Современник Д. Самойлова Б. Окуджава пишет свое широко известное стихотворение, используя не только подобный сюжет, но даже часть цитаты: «На фоне Пушкина снимается семейство». Это стихотворение, немыслимое без музыки, что свойственно вообще авторской песне, близко к самойловскому по характеру осмысления жизни. Хотя оно посвящено другу Б. Окуджавы, вернувшемуся из заключения, в нем выражен особый тип отношения к бытию целого поколения: «Все счеты кончены, и кончены все споры»:

…Как обаятельны (для тех, кто понимает)
Все наши глупости, и мелкие злодейства,
На фоне Пушкина!

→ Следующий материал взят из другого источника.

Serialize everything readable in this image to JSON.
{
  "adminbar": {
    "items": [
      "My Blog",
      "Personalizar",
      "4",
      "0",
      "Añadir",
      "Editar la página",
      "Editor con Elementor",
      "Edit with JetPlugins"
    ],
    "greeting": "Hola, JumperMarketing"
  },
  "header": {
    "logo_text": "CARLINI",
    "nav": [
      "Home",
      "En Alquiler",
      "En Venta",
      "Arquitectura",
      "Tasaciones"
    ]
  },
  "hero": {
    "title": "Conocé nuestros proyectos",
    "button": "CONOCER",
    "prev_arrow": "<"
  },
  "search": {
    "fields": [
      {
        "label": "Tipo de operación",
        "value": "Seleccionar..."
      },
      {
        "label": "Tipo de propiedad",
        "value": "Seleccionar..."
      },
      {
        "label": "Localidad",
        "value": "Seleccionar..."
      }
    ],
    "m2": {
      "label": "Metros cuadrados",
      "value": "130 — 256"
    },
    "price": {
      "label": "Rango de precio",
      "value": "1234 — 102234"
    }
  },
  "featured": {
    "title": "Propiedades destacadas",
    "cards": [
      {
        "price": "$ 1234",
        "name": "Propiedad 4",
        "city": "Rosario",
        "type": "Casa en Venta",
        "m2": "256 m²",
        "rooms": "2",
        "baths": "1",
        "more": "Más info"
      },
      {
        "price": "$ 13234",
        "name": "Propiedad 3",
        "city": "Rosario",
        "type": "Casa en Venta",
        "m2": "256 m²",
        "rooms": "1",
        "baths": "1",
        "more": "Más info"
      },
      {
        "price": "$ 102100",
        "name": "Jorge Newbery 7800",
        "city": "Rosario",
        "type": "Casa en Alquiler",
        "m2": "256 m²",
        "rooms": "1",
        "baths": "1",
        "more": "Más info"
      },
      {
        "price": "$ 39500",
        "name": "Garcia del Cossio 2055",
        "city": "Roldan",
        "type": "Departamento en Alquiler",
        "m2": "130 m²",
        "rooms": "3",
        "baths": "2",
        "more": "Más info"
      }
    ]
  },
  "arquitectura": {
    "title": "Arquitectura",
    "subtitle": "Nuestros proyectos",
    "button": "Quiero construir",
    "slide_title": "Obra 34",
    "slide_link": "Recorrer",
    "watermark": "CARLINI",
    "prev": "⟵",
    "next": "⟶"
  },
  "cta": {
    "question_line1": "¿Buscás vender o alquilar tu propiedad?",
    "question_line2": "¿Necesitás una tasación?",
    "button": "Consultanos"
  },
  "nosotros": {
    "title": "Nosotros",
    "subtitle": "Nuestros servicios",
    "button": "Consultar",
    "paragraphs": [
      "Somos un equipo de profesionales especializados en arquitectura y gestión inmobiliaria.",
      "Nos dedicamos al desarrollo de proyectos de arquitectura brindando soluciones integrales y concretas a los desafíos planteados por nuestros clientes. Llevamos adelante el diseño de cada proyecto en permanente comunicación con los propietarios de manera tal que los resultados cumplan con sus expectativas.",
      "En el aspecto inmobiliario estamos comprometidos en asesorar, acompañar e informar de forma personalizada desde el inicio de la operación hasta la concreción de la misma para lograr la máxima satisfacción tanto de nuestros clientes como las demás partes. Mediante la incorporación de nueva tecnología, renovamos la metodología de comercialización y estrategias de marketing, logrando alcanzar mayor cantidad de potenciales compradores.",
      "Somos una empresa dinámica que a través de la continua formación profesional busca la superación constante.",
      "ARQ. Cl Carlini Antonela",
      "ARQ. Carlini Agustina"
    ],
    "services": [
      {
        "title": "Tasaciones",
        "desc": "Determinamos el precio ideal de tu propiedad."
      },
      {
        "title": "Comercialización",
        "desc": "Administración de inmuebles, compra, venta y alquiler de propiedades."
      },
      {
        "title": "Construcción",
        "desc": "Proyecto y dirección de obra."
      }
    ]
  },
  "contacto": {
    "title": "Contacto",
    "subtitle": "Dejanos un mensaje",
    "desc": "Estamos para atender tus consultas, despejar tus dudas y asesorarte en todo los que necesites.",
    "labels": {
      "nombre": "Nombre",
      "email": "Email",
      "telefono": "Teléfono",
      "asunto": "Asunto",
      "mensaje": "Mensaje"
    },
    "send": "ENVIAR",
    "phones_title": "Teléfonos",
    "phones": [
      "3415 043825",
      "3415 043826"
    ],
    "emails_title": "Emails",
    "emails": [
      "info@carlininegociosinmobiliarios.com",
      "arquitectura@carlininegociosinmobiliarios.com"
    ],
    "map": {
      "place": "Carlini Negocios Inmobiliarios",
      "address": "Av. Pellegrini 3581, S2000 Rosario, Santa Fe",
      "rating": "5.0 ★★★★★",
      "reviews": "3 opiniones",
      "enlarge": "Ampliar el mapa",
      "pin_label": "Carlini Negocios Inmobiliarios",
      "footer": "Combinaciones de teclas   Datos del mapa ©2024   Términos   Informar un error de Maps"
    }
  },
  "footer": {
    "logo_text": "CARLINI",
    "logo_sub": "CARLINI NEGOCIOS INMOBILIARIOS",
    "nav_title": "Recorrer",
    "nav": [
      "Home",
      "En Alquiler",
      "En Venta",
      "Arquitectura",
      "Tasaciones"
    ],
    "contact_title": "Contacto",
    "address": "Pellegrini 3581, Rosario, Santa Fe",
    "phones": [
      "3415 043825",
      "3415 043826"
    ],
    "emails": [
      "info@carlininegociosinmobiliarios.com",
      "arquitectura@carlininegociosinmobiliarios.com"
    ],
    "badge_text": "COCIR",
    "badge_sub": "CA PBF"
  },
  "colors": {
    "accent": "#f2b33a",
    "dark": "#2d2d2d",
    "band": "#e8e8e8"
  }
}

И птичка вылетает [7, с. 259].

У Д. Самойлова ответ на вопрос остается открытым, у Б. Окуджавы, напротив, слышится утверждение – «Мы будем счастливы (благодаренье снимку!). / Пусть жизнь короткая проносится и тает. / На веки вечные мы все теперь в обнимку / На фоне Пушкина! И птичка вылетает...» [7, с. 259]. Фотография навсегда зафиксирует тот счастливый момент, когда люди были вместе, они останутся на снимке радостными и счастливыми. В отличие от стихотворения Д. Самойлова, у Б. Окуджавы акцентируется, что преходящее и вечное протекает «на фоне Пушкина», он как бы отсчет и мерило для всего, что происходит.

Еще одно стихотворение сборника «Дни», написанное на «пушкинскую» тему, – «Конец Пугачева». Д. Самойлов посвящает его тому моменту в жизни Пугачева, который в «Капитанской дочке» Пушкина не описан: его поимке. Однако этот эпизод есть в пушкинской «Истории Пугачева», и, думается, стихотворение написано под влиянием этого текста. Так, Пушкин пишет: «Пугачев сидел один в задумчивости. Услышав вошедших казаков, он поднял голову и спросил, чего им надобно? Они стали говорить о своем отчаянном положении и между тем, тихо подвигаясь, старались загородить от висевшего его оружия. Пугачев начал опять их уговаривать идти к Гурьеву городку. Казаки отвечали, что они долго ездили за ним и что уже ему пора ехать за ними. ”Что же? – сказал Пугачев, – вы хотите изменить своему государю?” – ”Что делать!” – отвечали казаки и вдруг на него кинулись. Пугачев успел от них отбиться. Они отступили на несколько шагов. <…> И, подозвав своего любимца, илецкого казака Творогова, протянул ему свои руки и сказал: ”вяжи!”» [14, с. 85]. Именно этот момент «Истории Пугачева» поэтически осмыслен у Д. Самойлова. Им создан образ мятежного, но понимающего свою участь Пугачева: «Ты зови меня Емелькой, Не зови меня Петром.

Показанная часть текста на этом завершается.